KASPAR HUASER

La última creación de la compañía La Phármaco, titulada Kaspar Hauser. El huérfano de Europa, se representa dentro de la programación del XXXIII Festival de Otoño a Primavera.

El montaje, un solo de danza contemporánea que podrá verse en la Sala Negra de los Teatros del Canal del 22 al 25 de marzo de 2016, está interpretado y coreografiado por Luz Arcas, Premio Ojo Crítico de Danza 2015 y una de las figuras con más proyección de la escena dancística española de los últimos tiempos. 
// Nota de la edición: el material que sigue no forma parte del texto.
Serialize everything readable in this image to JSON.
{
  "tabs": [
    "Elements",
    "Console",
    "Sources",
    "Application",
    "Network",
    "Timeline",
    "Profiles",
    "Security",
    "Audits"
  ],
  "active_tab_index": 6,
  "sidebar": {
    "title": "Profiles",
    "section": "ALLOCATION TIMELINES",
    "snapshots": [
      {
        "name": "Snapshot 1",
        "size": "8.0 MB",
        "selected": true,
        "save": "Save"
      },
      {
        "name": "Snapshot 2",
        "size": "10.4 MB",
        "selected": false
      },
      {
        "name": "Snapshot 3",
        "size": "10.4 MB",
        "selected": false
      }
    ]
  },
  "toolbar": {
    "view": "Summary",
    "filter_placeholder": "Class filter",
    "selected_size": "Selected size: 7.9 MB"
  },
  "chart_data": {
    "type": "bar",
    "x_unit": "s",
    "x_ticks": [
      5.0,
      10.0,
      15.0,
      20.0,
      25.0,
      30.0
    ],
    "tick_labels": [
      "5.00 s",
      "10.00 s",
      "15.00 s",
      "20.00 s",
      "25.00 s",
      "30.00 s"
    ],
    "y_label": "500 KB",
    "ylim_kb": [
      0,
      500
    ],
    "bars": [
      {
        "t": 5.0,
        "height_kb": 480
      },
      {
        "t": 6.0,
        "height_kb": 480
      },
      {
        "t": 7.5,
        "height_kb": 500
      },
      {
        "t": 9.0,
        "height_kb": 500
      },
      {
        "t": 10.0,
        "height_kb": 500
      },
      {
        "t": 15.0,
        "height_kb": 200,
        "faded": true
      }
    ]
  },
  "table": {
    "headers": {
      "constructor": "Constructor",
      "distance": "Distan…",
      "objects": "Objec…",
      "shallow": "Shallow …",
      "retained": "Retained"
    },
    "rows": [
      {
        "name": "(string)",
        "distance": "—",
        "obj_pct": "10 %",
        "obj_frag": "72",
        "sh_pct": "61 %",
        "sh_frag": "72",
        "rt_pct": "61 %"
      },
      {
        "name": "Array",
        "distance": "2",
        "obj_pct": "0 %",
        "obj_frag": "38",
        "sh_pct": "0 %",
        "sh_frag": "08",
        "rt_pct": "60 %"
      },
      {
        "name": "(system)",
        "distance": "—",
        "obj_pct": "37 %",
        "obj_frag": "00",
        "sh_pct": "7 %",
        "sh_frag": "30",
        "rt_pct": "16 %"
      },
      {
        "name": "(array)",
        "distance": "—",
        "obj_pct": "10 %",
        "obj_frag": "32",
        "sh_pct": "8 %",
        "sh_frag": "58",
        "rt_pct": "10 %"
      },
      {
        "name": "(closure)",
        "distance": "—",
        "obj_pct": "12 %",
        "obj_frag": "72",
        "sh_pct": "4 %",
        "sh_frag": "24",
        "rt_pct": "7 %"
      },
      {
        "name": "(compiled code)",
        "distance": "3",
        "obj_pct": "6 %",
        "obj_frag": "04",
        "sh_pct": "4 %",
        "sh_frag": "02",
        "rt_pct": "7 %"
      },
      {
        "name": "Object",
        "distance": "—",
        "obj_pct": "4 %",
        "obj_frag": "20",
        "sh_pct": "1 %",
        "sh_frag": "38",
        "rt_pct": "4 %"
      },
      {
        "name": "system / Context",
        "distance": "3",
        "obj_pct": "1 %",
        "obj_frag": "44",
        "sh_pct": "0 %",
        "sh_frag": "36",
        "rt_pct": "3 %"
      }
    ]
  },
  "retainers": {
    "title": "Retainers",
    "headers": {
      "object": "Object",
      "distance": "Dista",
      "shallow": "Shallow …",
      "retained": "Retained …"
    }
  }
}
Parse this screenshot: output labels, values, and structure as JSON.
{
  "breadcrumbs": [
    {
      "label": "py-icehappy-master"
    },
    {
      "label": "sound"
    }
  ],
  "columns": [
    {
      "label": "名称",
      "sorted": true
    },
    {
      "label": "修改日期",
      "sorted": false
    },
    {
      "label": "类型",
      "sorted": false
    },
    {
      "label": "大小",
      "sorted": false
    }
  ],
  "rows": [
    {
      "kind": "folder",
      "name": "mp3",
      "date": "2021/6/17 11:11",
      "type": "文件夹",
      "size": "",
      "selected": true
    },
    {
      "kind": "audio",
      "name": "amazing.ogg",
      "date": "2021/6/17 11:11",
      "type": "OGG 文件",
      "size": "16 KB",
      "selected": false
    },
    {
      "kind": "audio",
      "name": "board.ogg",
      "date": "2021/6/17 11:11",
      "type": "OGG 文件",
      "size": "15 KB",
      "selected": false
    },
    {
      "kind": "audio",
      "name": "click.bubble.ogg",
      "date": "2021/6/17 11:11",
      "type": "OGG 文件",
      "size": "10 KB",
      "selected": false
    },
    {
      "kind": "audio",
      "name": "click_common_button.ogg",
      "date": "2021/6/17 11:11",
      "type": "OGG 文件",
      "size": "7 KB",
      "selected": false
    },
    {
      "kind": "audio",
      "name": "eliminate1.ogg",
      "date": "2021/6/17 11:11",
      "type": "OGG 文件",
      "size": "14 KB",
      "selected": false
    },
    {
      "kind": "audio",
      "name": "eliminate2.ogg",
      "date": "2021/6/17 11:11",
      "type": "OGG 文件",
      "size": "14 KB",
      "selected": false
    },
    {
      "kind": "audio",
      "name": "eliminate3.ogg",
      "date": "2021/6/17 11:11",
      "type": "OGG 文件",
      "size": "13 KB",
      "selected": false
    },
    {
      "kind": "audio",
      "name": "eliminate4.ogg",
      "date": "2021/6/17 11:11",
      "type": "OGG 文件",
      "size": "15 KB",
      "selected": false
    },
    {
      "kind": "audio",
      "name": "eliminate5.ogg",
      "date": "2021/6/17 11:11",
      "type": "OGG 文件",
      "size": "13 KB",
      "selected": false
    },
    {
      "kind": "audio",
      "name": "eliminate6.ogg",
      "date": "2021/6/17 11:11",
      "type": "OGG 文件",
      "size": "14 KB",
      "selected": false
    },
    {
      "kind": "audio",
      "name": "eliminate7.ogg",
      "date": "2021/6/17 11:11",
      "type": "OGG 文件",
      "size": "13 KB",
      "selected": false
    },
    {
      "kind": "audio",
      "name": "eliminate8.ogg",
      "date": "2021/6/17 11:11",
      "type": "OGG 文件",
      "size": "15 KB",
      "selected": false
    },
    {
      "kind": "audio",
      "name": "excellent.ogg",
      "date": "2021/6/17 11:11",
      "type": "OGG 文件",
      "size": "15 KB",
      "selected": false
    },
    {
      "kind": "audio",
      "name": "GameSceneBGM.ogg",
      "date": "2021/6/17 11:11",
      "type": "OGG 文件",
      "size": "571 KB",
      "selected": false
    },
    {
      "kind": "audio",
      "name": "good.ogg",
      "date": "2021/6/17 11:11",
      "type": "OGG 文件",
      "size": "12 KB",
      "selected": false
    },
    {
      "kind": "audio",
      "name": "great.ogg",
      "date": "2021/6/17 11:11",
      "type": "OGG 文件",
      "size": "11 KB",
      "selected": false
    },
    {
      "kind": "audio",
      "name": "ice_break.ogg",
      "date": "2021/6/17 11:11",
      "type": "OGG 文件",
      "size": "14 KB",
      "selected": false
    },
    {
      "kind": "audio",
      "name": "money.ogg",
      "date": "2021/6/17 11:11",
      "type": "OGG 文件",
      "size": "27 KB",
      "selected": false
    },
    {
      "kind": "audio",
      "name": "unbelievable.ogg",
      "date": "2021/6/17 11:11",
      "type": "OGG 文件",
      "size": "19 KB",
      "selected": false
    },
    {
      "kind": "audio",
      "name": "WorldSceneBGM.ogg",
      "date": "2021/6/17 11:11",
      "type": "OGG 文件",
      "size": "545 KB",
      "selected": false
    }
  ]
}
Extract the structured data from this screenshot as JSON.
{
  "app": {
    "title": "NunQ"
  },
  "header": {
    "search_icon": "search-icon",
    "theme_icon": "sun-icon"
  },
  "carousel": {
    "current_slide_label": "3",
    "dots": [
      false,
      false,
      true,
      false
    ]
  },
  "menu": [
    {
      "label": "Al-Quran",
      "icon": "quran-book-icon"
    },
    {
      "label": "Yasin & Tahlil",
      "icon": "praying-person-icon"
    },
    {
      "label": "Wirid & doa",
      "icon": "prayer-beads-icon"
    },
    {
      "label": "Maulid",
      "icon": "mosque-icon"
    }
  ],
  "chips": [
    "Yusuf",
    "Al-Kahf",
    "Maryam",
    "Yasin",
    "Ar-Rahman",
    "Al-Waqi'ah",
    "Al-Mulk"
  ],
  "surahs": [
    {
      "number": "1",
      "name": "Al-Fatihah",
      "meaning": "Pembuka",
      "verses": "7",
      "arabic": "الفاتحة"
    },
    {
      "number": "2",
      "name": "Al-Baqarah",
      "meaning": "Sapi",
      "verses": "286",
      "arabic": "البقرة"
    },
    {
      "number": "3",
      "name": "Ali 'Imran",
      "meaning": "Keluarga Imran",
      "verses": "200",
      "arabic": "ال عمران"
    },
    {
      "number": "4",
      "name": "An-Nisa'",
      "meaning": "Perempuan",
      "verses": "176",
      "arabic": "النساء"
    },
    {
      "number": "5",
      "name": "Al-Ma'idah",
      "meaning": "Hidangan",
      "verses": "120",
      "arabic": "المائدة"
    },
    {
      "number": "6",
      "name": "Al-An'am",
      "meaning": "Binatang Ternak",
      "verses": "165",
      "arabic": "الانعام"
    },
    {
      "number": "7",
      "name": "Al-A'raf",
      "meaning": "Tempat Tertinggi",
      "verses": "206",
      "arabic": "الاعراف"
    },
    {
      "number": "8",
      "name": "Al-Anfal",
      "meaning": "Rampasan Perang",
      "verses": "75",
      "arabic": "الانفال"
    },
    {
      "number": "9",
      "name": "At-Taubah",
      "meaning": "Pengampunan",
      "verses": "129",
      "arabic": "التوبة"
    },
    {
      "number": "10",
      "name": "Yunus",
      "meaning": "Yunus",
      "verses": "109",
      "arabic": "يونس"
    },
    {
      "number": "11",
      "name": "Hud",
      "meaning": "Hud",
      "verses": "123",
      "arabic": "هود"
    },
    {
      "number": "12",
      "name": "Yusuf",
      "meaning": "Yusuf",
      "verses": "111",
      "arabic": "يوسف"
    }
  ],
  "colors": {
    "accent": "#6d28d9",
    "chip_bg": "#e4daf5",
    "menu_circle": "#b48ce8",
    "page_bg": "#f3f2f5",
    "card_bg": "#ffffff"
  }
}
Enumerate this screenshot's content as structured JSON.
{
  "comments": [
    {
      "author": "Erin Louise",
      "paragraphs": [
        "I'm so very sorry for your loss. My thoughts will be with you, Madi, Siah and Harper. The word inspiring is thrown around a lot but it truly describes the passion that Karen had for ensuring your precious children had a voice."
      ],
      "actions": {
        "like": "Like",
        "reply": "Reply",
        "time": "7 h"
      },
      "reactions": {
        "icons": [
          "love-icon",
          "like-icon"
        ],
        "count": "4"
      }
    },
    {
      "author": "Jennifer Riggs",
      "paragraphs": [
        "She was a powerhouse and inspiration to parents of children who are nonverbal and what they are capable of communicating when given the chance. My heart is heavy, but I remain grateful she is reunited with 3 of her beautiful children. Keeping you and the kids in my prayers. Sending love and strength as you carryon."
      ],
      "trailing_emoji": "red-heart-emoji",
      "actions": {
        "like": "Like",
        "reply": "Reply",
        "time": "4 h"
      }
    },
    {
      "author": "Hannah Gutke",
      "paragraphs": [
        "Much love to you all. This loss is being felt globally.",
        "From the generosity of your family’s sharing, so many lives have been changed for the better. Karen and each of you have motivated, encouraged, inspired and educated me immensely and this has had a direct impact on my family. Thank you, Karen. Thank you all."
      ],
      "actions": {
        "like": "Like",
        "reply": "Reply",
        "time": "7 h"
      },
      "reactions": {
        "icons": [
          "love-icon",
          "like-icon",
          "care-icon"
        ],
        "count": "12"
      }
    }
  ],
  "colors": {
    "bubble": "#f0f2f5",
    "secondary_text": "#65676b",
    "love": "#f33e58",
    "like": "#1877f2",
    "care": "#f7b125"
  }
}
El 26 de mayo de 1828 un extraño joven que apenas lograba mantenerse en pie apareció como salido de la nada en una plaza de Nüremberg. El chico, que portaba una carta anónima con algunos datos contradictorios sobre su procedencia, fue acogido enseguida por todo el país como un experimento social, político y filosófico. A las seis semanas hablaba con cierta fluidez y podía leer y escribir. Se supo que había vivido en un calabozo y que, hasta el momento de ser encontrado, nunca había visto a ningún ser humano. Los médicos decretaron que no era un loco ni sufría más retraso que el que le había provocado el aislamiento.

Con una sensibilidad especial para la pintura y la equitación, apasionado por la lectura y la música, Kaspar nunca resolvió quién se encontraba al otro lado de los espejos, tampoco logró asimilar la idea del Dios único, le repelían las imágenes cristianas y odiaba el latín, no diferenciaba los acontecimientos soñados de los vividos y atribuía voluntad a todos los seres inanimados. El joven murió asesinado en extrañas circunstancias el 17 de diciembre de 1833. En su lápida puede leerse: “Aquí yace Kaspar Hauser, enigma de su tiempo. Su nacimiento es desconocido. Su muerte, un misterio”.




“Mirarlo todo con los ojos de quien no esperaba ni necesitaba el mundo”. Así introduce La Phármaco el leit motiv de su nueva creación, que ahonda en los misterios del controvertido personaje que le da título a su obra, Kaspar Hauser, conocido como “el huérfano de Europa”. La pieza es un espectáculo físico que dialoga con la Historia para reflejar nuestra época, bailando, como la propia formación afirma, “la naturaleza poética y salvaje de lo humano”.

Sobre la obra, la compañía avanza: “en la danza de Kaspar Hauser, el motor de movimiento es siempre trágico: imaginamos la peculiaridad de sus texturas, que nacen de una extrema hipersensibilidad, de una reacción física contra lo real (Kaspar no soportaba la luz, podía ver en la oscuridad, percibía la fuerza magnética de metales, animales y personas y le dolían la mayoría de los aromas, sonidos y sabores)”. Pero Kaspar Hauser encarna, sobre todo, el conflicto natural con “lo otro”, supone bailar la implacable violencia del mundo con la naturaleza intacta de aquel chico conocido como “el huérfano de Europa”.






Después de esta introducción a la obra facilitada por la propia compañía, veamos como se traduce todo esto en escena:

Estamos ante un escenario vacío en oscuridad prácticamente total, un espacio escénico a la misma altura que el espectador que se va iluminando con luz blanca lateral. 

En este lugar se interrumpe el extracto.